Siempre es interesante ver la costa verde en días soleados. Lo que veo y que a veces me incomoda es que no se llega a mejorar del todo el tema de la vegetación. Supongo que es cuestión de esperar a que crezcan las plantas un poco más porque el sistema de riego, ya está funcionando desde hace un tiempo


----------



## sebvill (Apr 13, 2005)

A mi me molesta ver la barriada de Chorrillos, en una esquina del morro...espero que no crezca y lo que hay mejore. Todo el Morro lo deberían enverdecer, al estilo los cerros de Califronia. Es que el alcalde de Chorrillos es un tarado que gasta la plata en cosas superficiales.


----------



## pedro1011 (Jan 15, 2005)

Lindas tomas, Sebvill! Le estás agarrando el gusto a la fotografía!


----------



## uranio (Dec 30, 2005)

Buenas tomas...


----------



## Vane de Rosas (May 8, 2005)

Lindas fotos, lo de Chorrillos es una gran verdad... en lugar de embellecer se dedica a otras cosillas el alcalde... pero bueno. 

Chèveres tus threads Sebas.


----------



## Lia_01 (Mar 4, 2007)

Juan1912 said:


> Siempre es interesante ver la costa verde en días soleados. Lo que veo y que a veces me incomoda es que no se llega a mejorar del todo el tema de la vegetación. Supongo que es cuestión de esperar a que crezcan las plantas un poco más porque el sistema de riego, ya está funcionando desde hace un tiempo


Lima es una ciudad contruída en un DESIERTO, CASI NUNCA LLUEVE, es verdad que se ve la diferencia entre la Costa Verde de Miraflores y Barranco, pero Chorrillos está mejor.
Cuándo subes por la Avenida Armendáriz ves todo verde a la izquierda, todo sembradito, limpio, en cambio el lado de Barranco (derecho) todo tierra, basura acumulada, que pena, ojalá que con el nuevo alcalde cambie.

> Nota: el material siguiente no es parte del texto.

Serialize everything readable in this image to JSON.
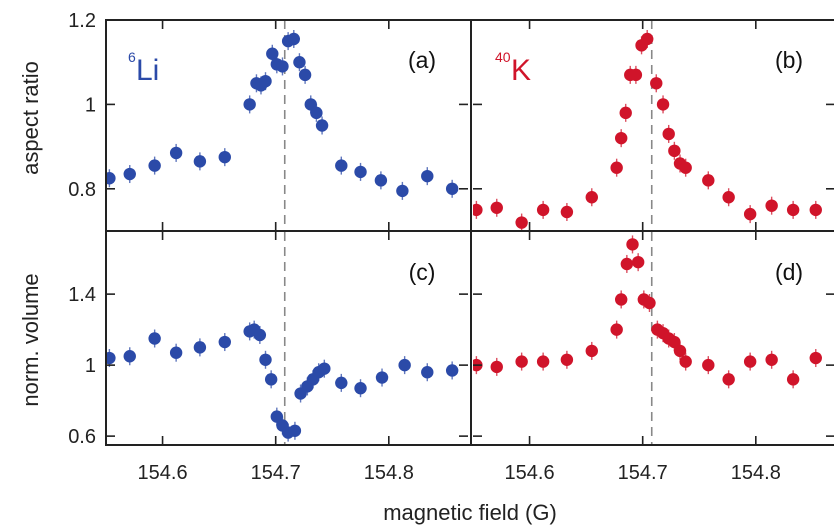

(fOTO Bajando a la Costa Verde por la Bajada de Miraflores)


----------



## Alejo85 (Dec 20, 2005)

buenas fotos


----------



## Juan1912 (Jul 15, 2004)

Lia_01 said:


> Lima es una ciudad contruída en un DESIERTO, CASI NUNCA LLUEVE, es verdad que se ve la diferencia entre la Costa Verde de Miraflores y Barranco, pero Chorrillos está mejor.
> *Cuándo subes por la Avenida Armendáriz ves todo verde a la izquierda, todo sembradito, limpio, en cambio el lado de Barranco (derecho) todo tierra, basura acumulada, que pena, ojalá que con el nuevo alcalde cambie.* (fOTO Bajando a la Costa Verde por la Bajada de Miraflores)

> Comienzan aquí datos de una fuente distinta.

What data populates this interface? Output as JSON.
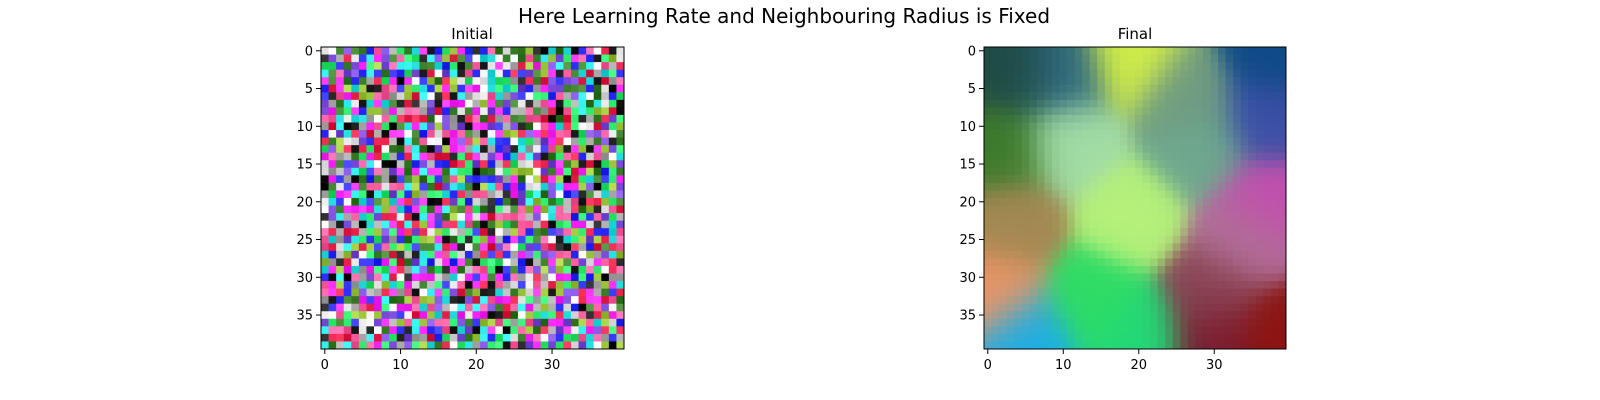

Si, ya me había percatado de ese problema con Barranco, y qué pena porque no solo dejan que se seque la vegetación sino que también van quitando las playas


----------



## sebvill (Apr 13, 2005)

Si es un cambio abismal entre la costa verde de Chorrillos y la de Barranco y la de esta con Miraflores. En al primera y en la última está todo verde, los jardines bien mantenidos, enredaderas en el cerro, etc. En cambio la zona de Barranco es un desastre....las plameras medias muertas, no hay pasto, rocas tiradas, helechos muertos, etc.


----------



## esoal (Dec 30, 2004)

wow que bien se mira nuestra Lima con el cielo despjado..... ah aprovechar los dias de sol para tomar fotos.........


----------



## Trickmetwice17 (Dec 2, 2005)

:banana: Buenas fotos sebas :banana: justo tuviste la suerte de ir en un dia soleado


----------



## dlHC84 (Aug 15, 2005)

buen thread Sebas, gracias por las fotos.


----------



## El Bajopontino (Feb 17, 2005)

Bonita la costa verde se podría mejorar.


----------



## W!CKED (Apr 3, 2006)

No me gusta la costa verde por la zona de Chorrillos pero lo demás si esta respetable.


----------



## sebvill (Apr 13, 2005)

Yo creo que si sacas esas estautuas huachafas sin sentido, la costa verde de Chorrillos sería la mejor. Para mi es la mejor mantenida, seguida por Miraflores, San Isidro y por último Barranco (una pena con tanto potencial). Nosé como estará la costa verde en Magdalena pero si sé que están construyendo varios edificios de 8-10 pisos en sus malecones.


----------



## dlHC84 (Aug 15, 2005)

sebvill said:


> Nosé como estará la costa verde en Magdalena pero si sé que están construyendo varios edificios de 8-10 pisos en sus malecones.


un asco! pero la peor zona es la de San Miguel.


----------



## Exrexnotex (Sep 23, 2005)

Que bacan el thread !!


----------



## sebvill (Apr 13, 2005)

pacolam said:


> un asco! pero la peor zona es la de San Miguel.


si? a mi me habían dicho que había mejorado , que habían puesto parques, etc. La verdad que desde el año pasado que no voy por ahí.


----------